Pour pouvoir concrètement commencer à lever l'emprunt devant financer le plan dès le 1er janvier prochain, son objectif affiché, la Commission européenne a d'abord besoin que le plan soit validé par les Parlements nationaux des Etats membres. En théorie, les gouvernements des Vingt-Sept y ont préparé le terrain, et aucun Etat ne connaîtra d'ici là d'élections à même d'y modifier la donne politique.

Mais le pataquès provoqué en 2016 par le rejet de l'accord commercial CETA par le Parlement wallon , en Belgique, rappelle qu'un accident ou un contretemps est vite arrivé. « Il suffit d'un pays pour bloquer et le délai est très court d'ici Noël », rappelle Sébastien Maillard, directeur de l'Institut Jacques Delors. Pour cause, par le jeu du bicamérisme et des parlements régionaux dans certains Etats, ce ne sont pas moins de 39 chambres qui devront valider l'accord, a recensé l'Institut. Or, historiquement, une telle ratification générale d'un accord européen n'a jamais mis moins de 13 mois…

Monstre bureaucratique

La machine bruxelloise est aussi mise au défi de suivre la cadence. Elle qui emprunte traditionnellement quelque 6 milliards d'euros par an va devoir orchestrer en un temps record une levée d'une tout autre ampleur. « Elle va devoir gérer subitement l'équivalent de cinq fois le budget annuel européen. Son défi sera d'éviter que le traitement des demandes de subventions et leur décaissement ne se transforment en monstre bureaucratique, tout en prévenant les risques de gaspillage et de détournement qui augmentent avec les nouveaux volumes à gérer », poursuit Sébastien Maillard.

Arme politique

Charge, en outre, aux Etats de présenter des plans nationaux de relance respectant les critères fixés pour bénéficier des subventions européennes, comme l'obligation de consacrer au moins 30 % de ces dernières au verdissement de l'économie, un exercice dont il ne faut pas sous-estimer la complexité.

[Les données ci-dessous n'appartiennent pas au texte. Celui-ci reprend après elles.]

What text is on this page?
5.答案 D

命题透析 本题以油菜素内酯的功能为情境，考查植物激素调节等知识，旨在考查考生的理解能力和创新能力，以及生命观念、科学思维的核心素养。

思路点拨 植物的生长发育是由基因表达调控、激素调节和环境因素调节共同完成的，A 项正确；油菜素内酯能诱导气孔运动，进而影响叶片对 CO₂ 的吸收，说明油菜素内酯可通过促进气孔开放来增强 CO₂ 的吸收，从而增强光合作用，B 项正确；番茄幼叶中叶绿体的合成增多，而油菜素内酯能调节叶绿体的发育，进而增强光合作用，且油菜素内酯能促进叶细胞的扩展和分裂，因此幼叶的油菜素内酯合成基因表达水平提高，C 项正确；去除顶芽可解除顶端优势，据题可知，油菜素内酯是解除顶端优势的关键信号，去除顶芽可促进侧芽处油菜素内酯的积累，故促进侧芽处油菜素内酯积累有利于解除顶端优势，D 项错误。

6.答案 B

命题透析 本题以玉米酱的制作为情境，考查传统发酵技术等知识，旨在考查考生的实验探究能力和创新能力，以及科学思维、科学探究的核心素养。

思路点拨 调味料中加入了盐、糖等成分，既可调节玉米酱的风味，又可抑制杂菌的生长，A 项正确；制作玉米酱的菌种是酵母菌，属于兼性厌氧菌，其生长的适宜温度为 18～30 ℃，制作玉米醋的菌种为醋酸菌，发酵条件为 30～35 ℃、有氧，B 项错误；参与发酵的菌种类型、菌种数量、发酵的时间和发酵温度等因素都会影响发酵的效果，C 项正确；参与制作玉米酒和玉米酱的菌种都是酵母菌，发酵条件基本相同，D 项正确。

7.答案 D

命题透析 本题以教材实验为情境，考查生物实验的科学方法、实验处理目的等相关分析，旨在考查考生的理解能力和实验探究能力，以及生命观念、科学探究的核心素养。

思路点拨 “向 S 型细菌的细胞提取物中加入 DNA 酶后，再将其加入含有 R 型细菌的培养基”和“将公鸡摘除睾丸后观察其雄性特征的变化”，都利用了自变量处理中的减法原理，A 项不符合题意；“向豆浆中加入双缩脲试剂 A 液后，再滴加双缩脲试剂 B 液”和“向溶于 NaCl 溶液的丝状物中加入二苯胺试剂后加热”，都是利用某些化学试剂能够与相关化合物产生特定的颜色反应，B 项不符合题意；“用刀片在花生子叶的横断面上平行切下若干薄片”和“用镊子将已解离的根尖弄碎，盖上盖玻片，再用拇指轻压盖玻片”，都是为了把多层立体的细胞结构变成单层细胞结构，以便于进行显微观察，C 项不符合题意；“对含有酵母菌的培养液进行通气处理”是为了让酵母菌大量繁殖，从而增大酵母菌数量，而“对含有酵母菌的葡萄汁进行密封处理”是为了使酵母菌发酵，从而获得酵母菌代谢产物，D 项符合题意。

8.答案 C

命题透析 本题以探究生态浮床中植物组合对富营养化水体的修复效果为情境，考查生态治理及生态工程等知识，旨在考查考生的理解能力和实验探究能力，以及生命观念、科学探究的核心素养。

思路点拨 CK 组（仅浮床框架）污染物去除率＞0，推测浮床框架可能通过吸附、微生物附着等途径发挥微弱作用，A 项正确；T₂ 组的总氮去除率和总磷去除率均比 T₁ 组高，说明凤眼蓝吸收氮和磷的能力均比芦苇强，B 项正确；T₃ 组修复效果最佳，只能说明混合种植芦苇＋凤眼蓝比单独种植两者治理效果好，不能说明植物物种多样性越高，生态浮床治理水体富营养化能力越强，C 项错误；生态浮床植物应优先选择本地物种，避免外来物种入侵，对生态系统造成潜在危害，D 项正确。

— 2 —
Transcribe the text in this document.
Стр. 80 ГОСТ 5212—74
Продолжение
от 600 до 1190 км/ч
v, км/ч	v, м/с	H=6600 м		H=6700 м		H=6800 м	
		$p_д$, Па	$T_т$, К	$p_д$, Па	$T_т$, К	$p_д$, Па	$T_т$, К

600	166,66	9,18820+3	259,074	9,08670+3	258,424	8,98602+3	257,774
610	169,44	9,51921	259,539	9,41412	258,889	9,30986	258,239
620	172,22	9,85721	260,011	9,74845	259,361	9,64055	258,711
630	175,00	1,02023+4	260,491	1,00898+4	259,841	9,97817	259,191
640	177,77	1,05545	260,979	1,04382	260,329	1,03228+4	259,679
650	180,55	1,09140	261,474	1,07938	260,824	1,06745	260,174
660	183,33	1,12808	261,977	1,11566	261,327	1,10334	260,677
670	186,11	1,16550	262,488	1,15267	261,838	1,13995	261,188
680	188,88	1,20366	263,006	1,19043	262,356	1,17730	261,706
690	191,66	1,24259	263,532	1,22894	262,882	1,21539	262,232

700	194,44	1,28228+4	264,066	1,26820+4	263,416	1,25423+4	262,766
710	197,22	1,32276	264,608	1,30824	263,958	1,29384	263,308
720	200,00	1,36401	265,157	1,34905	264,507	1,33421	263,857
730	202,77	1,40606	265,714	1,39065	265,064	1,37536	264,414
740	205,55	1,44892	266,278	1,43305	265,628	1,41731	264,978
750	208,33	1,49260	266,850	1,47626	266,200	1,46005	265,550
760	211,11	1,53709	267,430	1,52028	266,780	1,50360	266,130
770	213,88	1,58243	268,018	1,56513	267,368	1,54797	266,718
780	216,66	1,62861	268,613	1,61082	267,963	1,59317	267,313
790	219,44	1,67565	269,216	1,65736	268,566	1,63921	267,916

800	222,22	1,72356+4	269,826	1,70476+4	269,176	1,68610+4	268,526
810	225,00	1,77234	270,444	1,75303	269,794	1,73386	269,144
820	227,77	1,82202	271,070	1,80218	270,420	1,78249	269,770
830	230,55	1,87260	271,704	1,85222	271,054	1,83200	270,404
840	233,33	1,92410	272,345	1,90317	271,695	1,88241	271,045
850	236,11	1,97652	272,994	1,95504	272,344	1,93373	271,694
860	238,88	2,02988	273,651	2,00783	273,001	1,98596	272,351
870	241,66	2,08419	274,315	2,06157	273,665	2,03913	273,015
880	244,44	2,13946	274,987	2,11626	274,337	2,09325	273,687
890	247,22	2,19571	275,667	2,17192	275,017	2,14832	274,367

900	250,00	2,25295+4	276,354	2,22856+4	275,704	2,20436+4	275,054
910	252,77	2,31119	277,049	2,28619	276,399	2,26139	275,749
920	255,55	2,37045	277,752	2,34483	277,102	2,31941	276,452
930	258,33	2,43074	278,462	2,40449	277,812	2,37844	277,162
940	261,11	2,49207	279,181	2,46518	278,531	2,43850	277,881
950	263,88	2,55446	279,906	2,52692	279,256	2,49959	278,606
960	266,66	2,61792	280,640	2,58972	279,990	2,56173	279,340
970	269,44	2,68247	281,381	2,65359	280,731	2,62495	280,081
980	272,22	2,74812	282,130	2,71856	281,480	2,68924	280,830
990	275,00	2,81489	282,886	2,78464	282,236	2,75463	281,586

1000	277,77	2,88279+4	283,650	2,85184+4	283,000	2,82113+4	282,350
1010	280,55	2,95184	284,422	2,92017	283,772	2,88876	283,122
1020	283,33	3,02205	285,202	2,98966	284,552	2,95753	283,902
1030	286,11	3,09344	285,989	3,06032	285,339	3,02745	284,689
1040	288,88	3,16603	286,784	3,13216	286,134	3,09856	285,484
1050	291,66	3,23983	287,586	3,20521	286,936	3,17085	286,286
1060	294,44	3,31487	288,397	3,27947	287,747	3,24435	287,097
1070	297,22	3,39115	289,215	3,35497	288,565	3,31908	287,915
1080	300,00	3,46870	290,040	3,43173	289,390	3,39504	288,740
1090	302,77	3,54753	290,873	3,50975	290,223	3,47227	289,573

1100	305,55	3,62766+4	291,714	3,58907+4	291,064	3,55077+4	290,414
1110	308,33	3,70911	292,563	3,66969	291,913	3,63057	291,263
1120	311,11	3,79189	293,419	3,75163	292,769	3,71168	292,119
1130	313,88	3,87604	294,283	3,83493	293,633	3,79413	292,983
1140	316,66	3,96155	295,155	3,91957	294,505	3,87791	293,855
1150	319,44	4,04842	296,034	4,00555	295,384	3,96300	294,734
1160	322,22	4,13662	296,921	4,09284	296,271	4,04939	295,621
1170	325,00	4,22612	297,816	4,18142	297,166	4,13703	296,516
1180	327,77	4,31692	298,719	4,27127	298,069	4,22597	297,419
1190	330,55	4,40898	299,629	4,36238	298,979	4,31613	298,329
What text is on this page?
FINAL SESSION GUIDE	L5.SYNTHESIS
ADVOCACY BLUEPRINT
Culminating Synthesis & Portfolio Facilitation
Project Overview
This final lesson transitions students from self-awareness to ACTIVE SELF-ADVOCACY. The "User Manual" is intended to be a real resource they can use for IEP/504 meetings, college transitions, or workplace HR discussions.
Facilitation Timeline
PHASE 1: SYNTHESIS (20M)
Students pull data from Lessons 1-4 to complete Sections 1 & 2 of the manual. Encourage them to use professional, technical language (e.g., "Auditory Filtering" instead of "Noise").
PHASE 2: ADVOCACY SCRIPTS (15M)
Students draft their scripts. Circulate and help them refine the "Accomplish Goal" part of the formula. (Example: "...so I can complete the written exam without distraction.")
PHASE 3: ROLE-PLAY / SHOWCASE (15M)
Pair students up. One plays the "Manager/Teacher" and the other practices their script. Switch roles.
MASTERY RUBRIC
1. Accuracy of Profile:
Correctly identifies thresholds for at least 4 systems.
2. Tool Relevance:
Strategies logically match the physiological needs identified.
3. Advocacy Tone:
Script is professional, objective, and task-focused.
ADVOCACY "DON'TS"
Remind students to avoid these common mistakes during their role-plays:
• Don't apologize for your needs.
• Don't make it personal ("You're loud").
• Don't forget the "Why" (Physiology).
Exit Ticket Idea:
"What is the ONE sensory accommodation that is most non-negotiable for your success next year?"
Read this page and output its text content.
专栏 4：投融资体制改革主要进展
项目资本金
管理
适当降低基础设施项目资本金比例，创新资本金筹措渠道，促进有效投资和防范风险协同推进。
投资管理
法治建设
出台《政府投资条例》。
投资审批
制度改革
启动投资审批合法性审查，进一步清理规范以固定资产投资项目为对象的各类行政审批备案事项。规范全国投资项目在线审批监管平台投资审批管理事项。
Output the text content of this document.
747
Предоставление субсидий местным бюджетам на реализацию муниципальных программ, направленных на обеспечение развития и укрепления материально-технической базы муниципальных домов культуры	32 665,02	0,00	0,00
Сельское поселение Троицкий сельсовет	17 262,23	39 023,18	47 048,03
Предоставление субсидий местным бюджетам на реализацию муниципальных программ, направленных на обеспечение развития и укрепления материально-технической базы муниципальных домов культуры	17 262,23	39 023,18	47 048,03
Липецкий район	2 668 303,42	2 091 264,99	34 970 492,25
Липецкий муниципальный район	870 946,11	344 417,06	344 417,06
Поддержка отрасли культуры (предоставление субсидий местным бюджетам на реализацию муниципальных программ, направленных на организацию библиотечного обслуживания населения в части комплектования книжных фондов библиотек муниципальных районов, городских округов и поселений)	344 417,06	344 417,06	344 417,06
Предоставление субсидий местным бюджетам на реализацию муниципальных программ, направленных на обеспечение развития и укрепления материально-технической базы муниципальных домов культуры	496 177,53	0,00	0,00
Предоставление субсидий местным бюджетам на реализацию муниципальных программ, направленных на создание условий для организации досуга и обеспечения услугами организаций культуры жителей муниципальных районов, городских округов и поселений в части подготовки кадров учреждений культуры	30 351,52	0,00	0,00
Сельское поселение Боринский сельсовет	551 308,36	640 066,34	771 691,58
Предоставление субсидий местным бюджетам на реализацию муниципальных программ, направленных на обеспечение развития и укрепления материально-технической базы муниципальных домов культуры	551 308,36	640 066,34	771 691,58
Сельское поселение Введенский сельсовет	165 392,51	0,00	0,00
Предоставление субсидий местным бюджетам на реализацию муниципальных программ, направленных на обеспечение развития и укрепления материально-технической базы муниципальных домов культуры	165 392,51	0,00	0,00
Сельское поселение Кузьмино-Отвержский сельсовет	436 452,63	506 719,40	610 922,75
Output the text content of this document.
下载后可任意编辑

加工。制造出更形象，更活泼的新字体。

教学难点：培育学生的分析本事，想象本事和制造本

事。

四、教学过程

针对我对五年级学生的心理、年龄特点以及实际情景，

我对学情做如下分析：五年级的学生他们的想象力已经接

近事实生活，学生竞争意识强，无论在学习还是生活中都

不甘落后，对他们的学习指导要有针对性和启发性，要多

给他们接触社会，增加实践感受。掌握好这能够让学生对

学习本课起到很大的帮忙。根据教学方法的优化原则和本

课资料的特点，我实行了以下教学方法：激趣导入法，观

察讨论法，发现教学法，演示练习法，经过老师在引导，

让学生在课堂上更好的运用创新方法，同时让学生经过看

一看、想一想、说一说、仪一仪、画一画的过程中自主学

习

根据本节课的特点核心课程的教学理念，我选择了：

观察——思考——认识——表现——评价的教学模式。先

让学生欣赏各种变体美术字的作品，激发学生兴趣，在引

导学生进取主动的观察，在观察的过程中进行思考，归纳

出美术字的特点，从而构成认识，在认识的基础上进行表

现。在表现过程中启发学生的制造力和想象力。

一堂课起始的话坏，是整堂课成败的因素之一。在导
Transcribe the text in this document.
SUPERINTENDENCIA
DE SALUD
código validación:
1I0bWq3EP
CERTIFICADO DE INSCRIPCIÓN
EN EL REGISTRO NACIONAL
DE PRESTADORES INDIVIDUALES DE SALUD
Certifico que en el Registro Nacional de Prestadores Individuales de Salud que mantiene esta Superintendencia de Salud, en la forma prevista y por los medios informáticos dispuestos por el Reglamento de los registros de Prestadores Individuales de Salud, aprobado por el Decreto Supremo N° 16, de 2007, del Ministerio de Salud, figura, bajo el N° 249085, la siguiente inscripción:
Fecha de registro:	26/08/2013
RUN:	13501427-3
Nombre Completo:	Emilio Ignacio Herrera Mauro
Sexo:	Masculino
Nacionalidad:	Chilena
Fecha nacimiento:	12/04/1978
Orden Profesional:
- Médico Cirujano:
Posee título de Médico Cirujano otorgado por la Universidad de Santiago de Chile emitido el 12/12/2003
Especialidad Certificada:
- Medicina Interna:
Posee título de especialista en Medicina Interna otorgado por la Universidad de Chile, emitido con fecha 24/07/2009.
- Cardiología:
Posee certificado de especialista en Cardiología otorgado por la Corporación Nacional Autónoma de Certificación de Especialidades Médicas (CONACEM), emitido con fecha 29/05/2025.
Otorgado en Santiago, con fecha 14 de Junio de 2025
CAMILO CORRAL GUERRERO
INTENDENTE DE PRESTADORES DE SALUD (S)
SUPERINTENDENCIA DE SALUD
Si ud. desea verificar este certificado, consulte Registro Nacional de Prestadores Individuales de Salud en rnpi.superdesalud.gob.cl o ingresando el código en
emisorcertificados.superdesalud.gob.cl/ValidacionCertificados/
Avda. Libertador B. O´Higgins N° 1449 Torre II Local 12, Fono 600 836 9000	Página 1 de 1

S'ajoute enfin un dernier obstacle potentiel : lors des négociations, les Pays-Bas ont obtenu un dispositif permettant à un Etat membre de demander la validation d'un plan de relance national d'un des 27 par une majorité de ses pairs au Conseil, en plus de son étude par la Commission européenne (elle s'engage à étudier les plans en deux mois maximum). « C'est une arme politique lourde, qui est plus destinée à rassurer l'opinion néerlandaise qu'à être déclenchée le moment venu, mais sait-on jamais… », analyse une source européenne.

Des prêts en attendant

Dans ce contexte, les premiers décaissements de subventions européennes ne devraient pas intervenir, au mieux, avant la fin du premier trimestre 2021. L'Europe dispose toutefois toujours des trois instruments de soutien aux Etats membres bâtis en urgence au printemps, le fonds de soutien aux PME de la Banque européenne d'investissement (BEI), le fonds lancé dans le cadre du mécanisme européen de stabilité et le dispositif SURE de soutien au chômage partiel, pour un total de 540 milliards d'euros. Mais il s'agit ici de prêts, non de subventions.

En attendant, les Etats vont continuer de dégainer des mesures au niveau national. La France détaillera ainsi un plan de relance à 100 milliards d'euros (sur 2021-2022) fin août, l'Allemagne ayant déjà agi début juillet (baisse de la TVA, notamment). Mais l'Espagne et l'Italie auront vite besoin du relais européen.